I am a Researcher in the Oakland office of Mathematica Policy Research. Please visit the site of the Center for International Policy Research and Evaluation (CIPRE) for my work with Mathematica Policy Research.
This website contains the research that I started before joining Mathematica Policy Research. I am currently a visiting professor in the Agricultural and Resource Economics Department at the University of California at Berkeley. Formerly, I was an Assistant Professor in the School of International Development and Global Studies at the University of Ottawa and an Associate Member of the Centre for the Study of African Economies and of Nuffield College at the University of Oxford. I pursued graduate studies in Economics at the University of Mannheim, the University of California at Berkeley and Yale University, and received my Ph.D. degree from Yale University.

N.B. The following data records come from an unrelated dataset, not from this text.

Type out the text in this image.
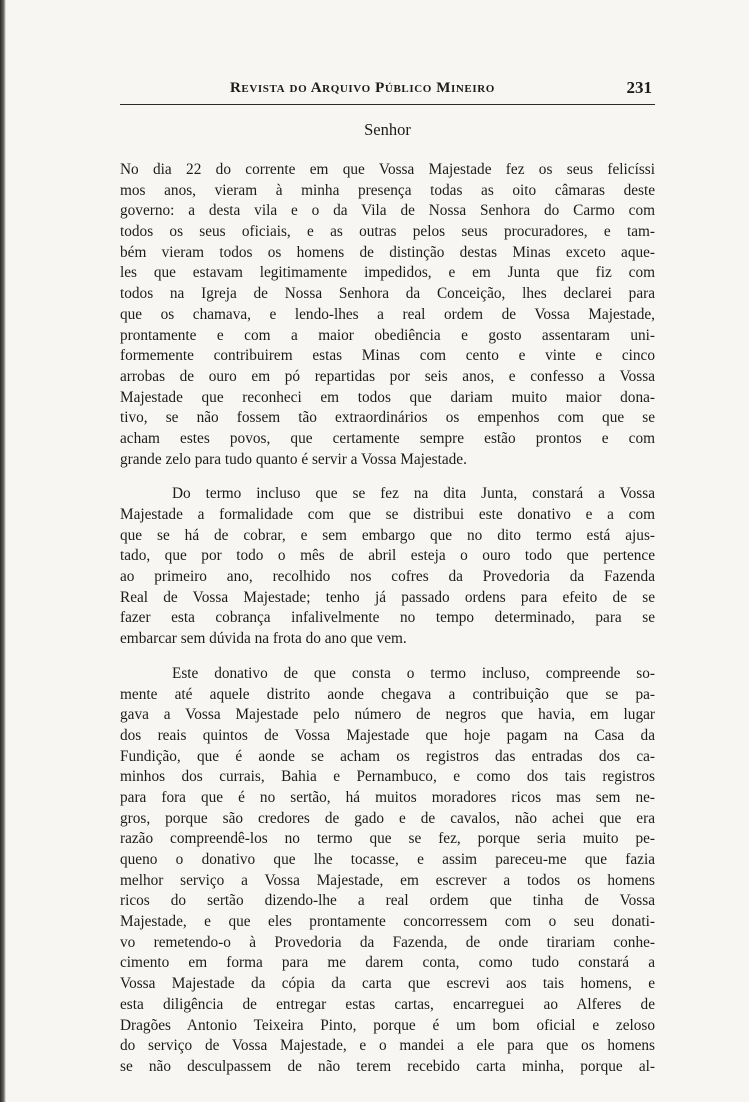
Revista do Arquivo Público Mineiro	231
Senhor
No dia 22 do corrente em que Vossa Majestade fez os seus felicíssi
mos anos, vieram à minha presença todas as oito câmaras deste
governo: a desta vila e o da Vila de Nossa Senhora do Carmo com
todos os seus oficiais, e as outras pelos seus procuradores, e tam-
bém vieram todos os homens de distinção destas Minas exceto aque-
les que estavam legitimamente impedidos, e em Junta que fiz com
todos na Igreja de Nossa Senhora da Conceição, lhes declarei para
que os chamava, e lendo-lhes a real ordem de Vossa Majestade,
prontamente e com a maior obediência e gosto assentaram uni-
formemente contribuirem estas Minas com cento e vinte e cinco
arrobas de ouro em pó repartidas por seis anos, e confesso a Vossa
Majestade que reconheci em todos que dariam muito maior dona-
tivo, se não fossem tão extraordinários os empenhos com que se
acham estes povos, que certamente sempre estão prontos e com
grande zelo para tudo quanto é servir a Vossa Majestade.
Do termo incluso que se fez na dita Junta, constará a Vossa
Majestade a formalidade com que se distribui este donativo e a com
que se há de cobrar, e sem embargo que no dito termo está ajus-
tado, que por todo o mês de abril esteja o ouro todo que pertence
ao primeiro ano, recolhido nos cofres da Provedoria da Fazenda
Real de Vossa Majestade; tenho já passado ordens para efeito de se
fazer esta cobrança infalivelmente no tempo determinado, para se
embarcar sem dúvida na frota do ano que vem.
Este donativo de que consta o termo incluso, compreende so-
mente até aquele distrito aonde chegava a contribuição que se pa-
gava a Vossa Majestade pelo número de negros que havia, em lugar
dos reais quintos de Vossa Majestade que hoje pagam na Casa da
Fundição, que é aonde se acham os registros das entradas dos ca-
minhos dos currais, Bahia e Pernambuco, e como dos tais registros
para fora que é no sertão, há muitos moradores ricos mas sem ne-
gros, porque são credores de gado e de cavalos, não achei que era
razão compreendê-los no termo que se fez, porque seria muito pe-
queno o donativo que lhe tocasse, e assim pareceu-me que fazia
melhor serviço a Vossa Majestade, em escrever a todos os homens
ricos do sertão dizendo-lhe a real ordem que tinha de Vossa
Majestade, e que eles prontamente concorressem com o seu donati-
vo remetendo-o à Provedoria da Fazenda, de onde tirariam conhe-
cimento em forma para me darem conta, como tudo constará a
Vossa Majestade da cópia da carta que escrevi aos tais homens, e
esta diligência de entregar estas cartas, encarreguei ao Alferes de
Dragões Antonio Teixeira Pinto, porque é um bom oficial e zeloso
do serviço de Vossa Majestade, e o mandei a ele para que os homens
se não desculpassem de não terem recebido carta minha, porque al-
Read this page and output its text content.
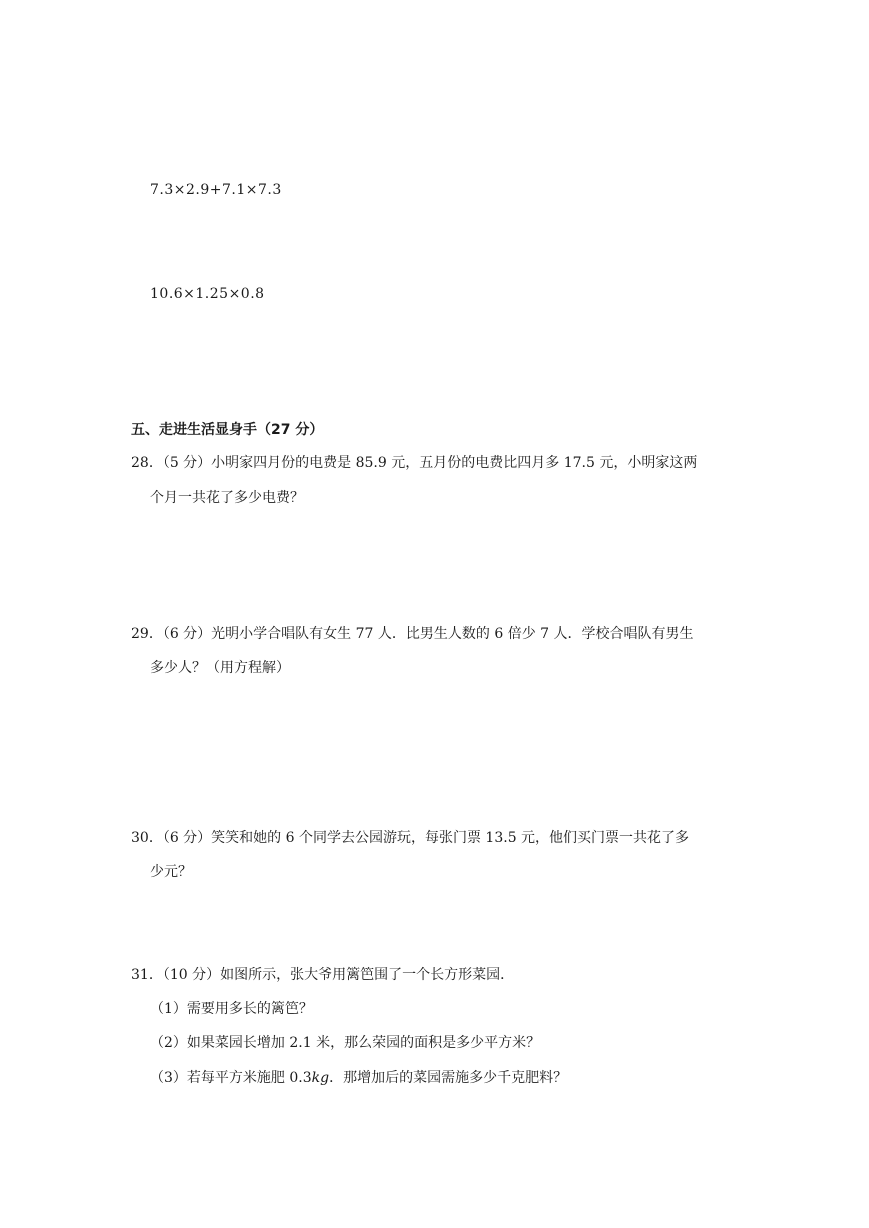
7.3×2.9+7.1×7.3
10.6×1.25×0.8
五、走进生活显身手（27 分）
28．（5 分）小明家四月份的电费是 85.9 元，五月份的电费比四月多 17.5 元，小明家这两
个月一共花了多少电费？
29．（6 分）光明小学合唱队有女生 77 人．比男生人数的 6 倍少 7 人．学校合唱队有男生
多少人？（用方程解）
30．（6 分）笑笑和她的 6 个同学去公园游玩，每张门票 13.5 元，他们买门票一共花了多
少元？
31．（10 分）如图所示，张大爷用篱笆围了一个长方形菜园．
（1）需要用多长的篱笆？
（2）如果菜园长增加 2.1 米，那么荣园的面积是多少平方米？
（3）若每平方米施肥 0.3kg．那增加后的菜园需施多少千克肥料？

My research interests cover topics in the economics of education and in the micro-economics of development. My recent research is focused on empowerment impacts of education, the impacts of using information technology for education in the US and in developing countries, the impact of orphan-hood and HIV/AIDS on educational outcomes of orphans, the impacts of conflict on firms, the impact of mobile phones on agricultural prices, migration and rural labor markets, as well as the investment choices of households and individuals with respect to education.
My research has been published in the American Economic Journal: Applied Economics, the Journal of Development Economics as well as in academic working papers and policy research papers.
NEWS: My paper with Jenny Aker on "Can Mobile Phones Improve Agricultural Outcomes? Evidence from a Randomized Experiment in Niger" has been published online in Food Policy and now available for free download (until May 2016).